The German Christians held their first national convention in early April of 1933. Their theme was: "The State of Adolf Hitler appeals to the Church, and the Church must hear his call." At the close of this pro-Nazi convention, a statement was adopted which said (among other things): "God has created me a German. Germanism is a gift of God."3
Leaders of the Confessing Church movement did not remain silent.

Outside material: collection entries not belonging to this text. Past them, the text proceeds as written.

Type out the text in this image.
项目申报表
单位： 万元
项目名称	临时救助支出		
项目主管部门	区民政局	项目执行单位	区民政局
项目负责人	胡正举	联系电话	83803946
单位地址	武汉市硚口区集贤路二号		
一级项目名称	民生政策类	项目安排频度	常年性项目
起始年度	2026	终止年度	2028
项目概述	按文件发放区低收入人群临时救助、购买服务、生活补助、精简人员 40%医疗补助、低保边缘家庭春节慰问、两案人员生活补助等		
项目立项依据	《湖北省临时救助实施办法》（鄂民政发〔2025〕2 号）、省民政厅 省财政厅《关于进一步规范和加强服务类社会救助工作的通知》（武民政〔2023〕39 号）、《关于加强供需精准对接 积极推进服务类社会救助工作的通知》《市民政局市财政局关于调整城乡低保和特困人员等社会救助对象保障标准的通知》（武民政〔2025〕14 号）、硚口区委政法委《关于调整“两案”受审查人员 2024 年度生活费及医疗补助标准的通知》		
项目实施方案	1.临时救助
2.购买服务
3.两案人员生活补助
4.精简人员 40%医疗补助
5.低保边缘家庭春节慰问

One of the notable leaders in the Confessing Church was the Reverend Martin Niemöller, pastor of a congregation in the Berlin suburb of Dahlem. Niemöller was one of the most highly decorated German heroes of the First World War and a former U-boat captain who became a minister. Niemöller, like many patriotic conservative churchmen, initially supported Hitler's rise to power. In Niemöller's popular autobiography, From U-Boat to Pulpit, he described the era of the German republic following World War I as "the years of darkness" in contrast to which Hitler's political triumph heralded the return to the light of "National revival." Less than two years after Hitler came to power, however, Niemöller regretted his support of the Nazis.4
At a major meeting in opposition to the Nazis, a meeting held in Niemöller's own church on November 8, 1934, Niemöller was clearly recognized as a leader of the anti-Nazi Protestants. Toward the end of the gathering, he told the audience that for them, the question which must be faced squarely now was "which master the German Protestants are going to serve. Christ or another."5 Indeed, as Robert McAfee Brown has noted, in case anyone missed the point which Niemöller was trying to make, he published a book of sermons titled: Christus ist mein Führer.6
One can only wish that Christians had joined with people of other faiths earlier and more vigorously to prevent Hitler's rise to power. By the time they were alarmed enough to act it had become a case of far too little, much too late.
2Shirer, pp. 150-151.
3Jack Rogers, Presbyterian Creeds (Philadelphia: Westminster Press, 1985), p. 182.
4Shirer, p. 151-152.
5Shirer, p. 153.
6Robert McAfee Brown, Unexpected News: Reading the Bible Through Third World Eyes (Philadelphia: Westminster Press, 1984), p. 59.